Its ingredients are as carefully, consciously sourced as its branding materials. Canaïma National Park blankets three million hectares of south-east Venezuela, and became the focal point for the master distillers’ search for the “perfect balance” of unique botanicals. To find them, they worked with a handful of communities in the Amazon basin, whose members selected 10 native herbs and fruits including merey (cashew), seje, acai berry, and native fruits like copoazú, uva de palma, and túpiro.
These Amazonian botanicals join traditional gin ingredients including grapefruit, orange, passionfruit and juniper, and are then individually treated, macerated and distilled in small batches of 500 litres by the team behind Diplomatico Rum in Venezuela. The entire process happens in DUSA’s distillery, at the foot of the Andes mountains at La Miel. Intense, fruity aromas meet lush, damp greenery and hints of black pepper in the finished product, an original flavour profile best paired with Simone’s recommendation of grapefruit soda. Less bitter than tonic water and with fewer interfering flavours, grapefruit soda gives the Amazonian botanicals a chance to dance on the palate.
Pairings recommended by Como-born Simone should probably be adhered to. In his five years at The Artesian at The Langham, he and mentor-turned-business partner Alex Kratena were credited with reinventing the 5* hotel bar experience. He was crowned Best Bartender of the Year, rose to YouTube fame as “cocktail maestro” on Jamie Oliver’s DrinksTube channel, and The Artesian topped the World’s 50 Best Bar Awards for four consecutive years.
It would be unfathomable for a drinks legend of Simone’s stature to launch a new spirit without its own signature cocktail menu, and so he doesn’t disappoint. The Amazonian G&G is an easy favourite: a straightforward twist on the G&T with Canaïma, grapefruit soda and lime, but the spirit’s rare botanicals come into their own in the Fog Cutter – a tropically sweet blend of Canaïma, Diplomatico planas, cognac vsop, fresh orange juice, almond syrup, lemon juice and sherry cream.
Canaïma as a concept was born from Simone’s trip to the Peruvian Amazon, where witnessing the destruction of the rainforest’s fragile ecology in real-time sparked in him a desire to take action.
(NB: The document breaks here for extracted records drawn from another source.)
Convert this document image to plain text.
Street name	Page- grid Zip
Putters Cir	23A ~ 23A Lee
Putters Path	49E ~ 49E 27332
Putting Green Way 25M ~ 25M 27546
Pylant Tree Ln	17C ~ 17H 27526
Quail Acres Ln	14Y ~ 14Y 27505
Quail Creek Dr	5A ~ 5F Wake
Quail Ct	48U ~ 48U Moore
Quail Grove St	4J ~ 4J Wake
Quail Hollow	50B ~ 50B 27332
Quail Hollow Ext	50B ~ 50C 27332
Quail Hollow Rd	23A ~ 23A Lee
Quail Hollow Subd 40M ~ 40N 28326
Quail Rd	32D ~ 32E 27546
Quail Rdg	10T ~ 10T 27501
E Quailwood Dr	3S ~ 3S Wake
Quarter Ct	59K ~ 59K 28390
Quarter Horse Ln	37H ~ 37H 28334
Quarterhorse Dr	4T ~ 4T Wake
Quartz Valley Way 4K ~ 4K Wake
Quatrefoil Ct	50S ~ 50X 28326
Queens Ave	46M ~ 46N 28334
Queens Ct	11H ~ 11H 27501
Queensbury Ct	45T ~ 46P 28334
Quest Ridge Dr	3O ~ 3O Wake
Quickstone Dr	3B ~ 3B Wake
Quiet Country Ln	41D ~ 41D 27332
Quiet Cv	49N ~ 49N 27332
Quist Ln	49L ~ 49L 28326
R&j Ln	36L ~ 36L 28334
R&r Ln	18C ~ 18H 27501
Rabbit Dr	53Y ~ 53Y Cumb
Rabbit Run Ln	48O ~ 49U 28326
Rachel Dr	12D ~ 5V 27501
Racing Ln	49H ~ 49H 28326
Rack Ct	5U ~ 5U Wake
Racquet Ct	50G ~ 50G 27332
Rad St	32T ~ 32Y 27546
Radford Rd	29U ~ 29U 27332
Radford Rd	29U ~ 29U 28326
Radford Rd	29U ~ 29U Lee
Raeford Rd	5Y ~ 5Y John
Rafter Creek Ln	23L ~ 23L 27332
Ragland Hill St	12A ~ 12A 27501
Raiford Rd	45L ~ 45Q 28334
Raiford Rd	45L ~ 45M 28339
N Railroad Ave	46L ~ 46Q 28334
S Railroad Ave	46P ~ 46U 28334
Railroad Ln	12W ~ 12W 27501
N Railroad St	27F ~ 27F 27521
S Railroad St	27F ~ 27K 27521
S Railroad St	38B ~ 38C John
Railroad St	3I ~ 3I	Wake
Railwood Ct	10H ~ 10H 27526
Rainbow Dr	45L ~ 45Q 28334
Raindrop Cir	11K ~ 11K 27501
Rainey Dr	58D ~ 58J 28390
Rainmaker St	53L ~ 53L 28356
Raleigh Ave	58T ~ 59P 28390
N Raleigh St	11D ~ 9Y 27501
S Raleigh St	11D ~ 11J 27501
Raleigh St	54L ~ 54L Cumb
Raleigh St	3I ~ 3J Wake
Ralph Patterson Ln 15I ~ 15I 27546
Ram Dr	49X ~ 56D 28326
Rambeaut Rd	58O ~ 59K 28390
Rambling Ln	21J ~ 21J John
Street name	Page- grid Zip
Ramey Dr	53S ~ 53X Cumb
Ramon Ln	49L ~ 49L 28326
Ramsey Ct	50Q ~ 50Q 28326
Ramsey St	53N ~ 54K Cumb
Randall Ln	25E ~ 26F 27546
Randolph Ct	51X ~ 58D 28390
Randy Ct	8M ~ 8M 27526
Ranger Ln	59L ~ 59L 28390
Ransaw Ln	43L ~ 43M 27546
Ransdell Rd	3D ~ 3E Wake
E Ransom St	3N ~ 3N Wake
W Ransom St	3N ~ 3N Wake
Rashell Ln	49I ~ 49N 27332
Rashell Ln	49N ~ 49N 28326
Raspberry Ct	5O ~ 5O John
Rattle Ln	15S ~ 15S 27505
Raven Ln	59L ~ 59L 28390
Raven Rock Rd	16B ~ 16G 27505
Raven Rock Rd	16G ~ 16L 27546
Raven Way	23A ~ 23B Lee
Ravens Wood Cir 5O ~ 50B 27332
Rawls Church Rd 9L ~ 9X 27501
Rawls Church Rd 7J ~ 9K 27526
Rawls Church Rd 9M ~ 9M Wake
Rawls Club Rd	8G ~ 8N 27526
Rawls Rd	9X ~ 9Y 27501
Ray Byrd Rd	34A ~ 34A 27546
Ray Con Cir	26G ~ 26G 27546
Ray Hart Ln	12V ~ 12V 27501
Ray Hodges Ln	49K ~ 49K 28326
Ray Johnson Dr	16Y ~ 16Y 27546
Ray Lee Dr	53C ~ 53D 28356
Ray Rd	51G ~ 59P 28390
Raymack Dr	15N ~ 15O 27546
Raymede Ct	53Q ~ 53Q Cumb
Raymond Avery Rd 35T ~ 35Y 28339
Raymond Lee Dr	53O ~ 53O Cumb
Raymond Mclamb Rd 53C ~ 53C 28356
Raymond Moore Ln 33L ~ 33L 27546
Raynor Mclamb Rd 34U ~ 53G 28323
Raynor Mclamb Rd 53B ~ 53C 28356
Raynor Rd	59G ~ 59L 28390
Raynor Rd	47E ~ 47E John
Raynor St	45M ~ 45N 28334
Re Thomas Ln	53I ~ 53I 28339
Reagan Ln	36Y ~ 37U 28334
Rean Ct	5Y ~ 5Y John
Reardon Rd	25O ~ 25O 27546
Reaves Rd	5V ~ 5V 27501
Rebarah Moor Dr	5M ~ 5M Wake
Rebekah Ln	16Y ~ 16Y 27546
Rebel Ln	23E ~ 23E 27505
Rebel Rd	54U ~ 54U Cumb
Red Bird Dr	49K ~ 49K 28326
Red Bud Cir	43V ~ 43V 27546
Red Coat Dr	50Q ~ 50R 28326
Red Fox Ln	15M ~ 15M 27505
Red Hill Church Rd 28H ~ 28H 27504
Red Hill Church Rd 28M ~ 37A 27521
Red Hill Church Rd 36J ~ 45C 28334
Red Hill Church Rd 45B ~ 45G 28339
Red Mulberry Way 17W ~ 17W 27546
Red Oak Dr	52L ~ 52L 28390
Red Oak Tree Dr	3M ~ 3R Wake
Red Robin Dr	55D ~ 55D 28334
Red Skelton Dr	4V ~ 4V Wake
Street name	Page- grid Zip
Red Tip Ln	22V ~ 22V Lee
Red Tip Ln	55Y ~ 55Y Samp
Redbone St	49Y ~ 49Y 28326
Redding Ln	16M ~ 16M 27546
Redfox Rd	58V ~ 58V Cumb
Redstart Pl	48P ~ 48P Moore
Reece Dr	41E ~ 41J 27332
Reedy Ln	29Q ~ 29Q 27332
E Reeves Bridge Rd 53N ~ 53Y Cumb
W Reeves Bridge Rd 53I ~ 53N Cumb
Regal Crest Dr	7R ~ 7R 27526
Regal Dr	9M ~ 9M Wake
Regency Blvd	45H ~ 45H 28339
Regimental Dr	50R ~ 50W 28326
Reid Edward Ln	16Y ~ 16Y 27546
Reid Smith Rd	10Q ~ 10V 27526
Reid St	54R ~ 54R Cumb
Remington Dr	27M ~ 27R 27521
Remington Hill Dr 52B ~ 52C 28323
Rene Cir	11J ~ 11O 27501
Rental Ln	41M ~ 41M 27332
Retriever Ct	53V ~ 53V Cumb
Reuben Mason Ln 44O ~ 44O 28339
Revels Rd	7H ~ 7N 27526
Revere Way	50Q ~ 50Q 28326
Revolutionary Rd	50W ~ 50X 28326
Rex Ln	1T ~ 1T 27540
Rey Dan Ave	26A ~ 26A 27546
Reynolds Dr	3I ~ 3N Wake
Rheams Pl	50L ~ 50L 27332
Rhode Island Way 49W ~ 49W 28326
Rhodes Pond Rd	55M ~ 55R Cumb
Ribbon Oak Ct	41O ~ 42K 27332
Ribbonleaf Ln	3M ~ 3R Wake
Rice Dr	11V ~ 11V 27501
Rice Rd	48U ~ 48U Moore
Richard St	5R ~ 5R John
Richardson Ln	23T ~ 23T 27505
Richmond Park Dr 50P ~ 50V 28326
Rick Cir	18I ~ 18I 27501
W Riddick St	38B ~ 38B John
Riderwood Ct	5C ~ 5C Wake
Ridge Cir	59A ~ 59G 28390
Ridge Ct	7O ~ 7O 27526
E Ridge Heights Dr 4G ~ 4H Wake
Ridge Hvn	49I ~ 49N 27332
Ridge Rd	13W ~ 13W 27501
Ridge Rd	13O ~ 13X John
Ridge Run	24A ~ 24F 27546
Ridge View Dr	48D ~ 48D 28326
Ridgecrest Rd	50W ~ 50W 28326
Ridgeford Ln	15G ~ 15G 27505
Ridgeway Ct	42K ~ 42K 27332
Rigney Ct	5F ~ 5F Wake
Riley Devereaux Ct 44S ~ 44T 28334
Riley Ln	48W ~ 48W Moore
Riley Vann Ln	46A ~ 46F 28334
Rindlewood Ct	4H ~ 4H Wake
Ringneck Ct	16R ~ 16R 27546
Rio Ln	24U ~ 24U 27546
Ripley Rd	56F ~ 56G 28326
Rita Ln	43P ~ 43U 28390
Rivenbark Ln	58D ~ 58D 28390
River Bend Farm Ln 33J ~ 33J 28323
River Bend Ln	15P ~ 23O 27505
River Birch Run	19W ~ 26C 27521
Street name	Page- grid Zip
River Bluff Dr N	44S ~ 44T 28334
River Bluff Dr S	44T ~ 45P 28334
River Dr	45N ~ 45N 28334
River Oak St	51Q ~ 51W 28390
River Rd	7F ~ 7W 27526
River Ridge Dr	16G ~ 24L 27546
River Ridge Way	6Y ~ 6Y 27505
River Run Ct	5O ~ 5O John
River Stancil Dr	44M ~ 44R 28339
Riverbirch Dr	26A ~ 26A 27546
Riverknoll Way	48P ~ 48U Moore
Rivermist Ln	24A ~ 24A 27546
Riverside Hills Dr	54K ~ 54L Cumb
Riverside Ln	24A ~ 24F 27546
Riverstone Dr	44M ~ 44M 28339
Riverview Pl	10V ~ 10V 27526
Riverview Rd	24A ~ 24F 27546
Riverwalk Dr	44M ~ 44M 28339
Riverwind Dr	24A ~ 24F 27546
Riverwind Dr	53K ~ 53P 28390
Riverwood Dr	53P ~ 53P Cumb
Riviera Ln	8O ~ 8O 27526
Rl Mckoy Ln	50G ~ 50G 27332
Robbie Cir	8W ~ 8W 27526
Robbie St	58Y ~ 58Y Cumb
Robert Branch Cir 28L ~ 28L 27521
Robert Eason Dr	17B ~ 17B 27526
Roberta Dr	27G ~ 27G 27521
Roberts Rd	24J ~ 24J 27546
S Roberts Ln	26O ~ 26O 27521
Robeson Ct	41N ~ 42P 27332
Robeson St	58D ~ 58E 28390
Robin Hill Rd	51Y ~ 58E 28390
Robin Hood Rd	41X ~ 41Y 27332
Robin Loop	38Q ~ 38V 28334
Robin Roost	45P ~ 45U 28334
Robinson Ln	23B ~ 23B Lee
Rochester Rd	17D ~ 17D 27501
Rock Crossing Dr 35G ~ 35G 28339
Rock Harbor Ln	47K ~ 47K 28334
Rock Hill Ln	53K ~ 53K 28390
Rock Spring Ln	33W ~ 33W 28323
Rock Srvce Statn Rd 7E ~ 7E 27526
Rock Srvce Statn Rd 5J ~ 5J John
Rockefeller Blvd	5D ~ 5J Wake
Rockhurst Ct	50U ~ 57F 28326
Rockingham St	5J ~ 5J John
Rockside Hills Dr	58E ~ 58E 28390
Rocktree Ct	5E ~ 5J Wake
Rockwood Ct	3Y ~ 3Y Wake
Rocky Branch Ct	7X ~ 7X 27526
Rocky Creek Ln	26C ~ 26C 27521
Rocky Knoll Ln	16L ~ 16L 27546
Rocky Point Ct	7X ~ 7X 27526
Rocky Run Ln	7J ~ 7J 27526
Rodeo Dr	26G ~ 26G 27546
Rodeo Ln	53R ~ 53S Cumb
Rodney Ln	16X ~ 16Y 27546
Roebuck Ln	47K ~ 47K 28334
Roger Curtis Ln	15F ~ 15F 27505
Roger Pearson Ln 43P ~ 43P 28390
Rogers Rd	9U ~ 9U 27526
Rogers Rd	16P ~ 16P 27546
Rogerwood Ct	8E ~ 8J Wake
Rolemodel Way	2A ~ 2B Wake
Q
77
Dinner with the founder of Diplomatico Rum back in 2016 reaffirmed his need to “do something”, and the pair set about thinking how best to self-fund a new product while supporting and sustaining Amazonian communities.
“People should be aware that when you’re talking about the Amazon rainforest you’re talking about birds, animals, water, fruit, biodiversity… and then we’ve got deforestation, illegal mining, the [production of the] majority of the narcotics used in London every weekend… so that’s the Amazon nowadays, it’s not just plants and birds”
To counter the fact that “we fill our mouths every day with the words ‘sustainable’ and ‘recyclable’”, while little action is actually taken, Canaïma’s labels are made from previously recycled, fully biodegradable paper. “If you leave a bottle outside in the rain, in a few weeks it will disintegrate – without releasing any particles” says Simone.
For a small-batch gin, Canaïma’s sustainable credentials can’t really be faulted. Fledgling brands like this one drawing attention to the environmental and human plight of the Amazon may seem like a miniature drop in a huge capitalist ocean, but until international trade and policy changes, every miniature drop counts.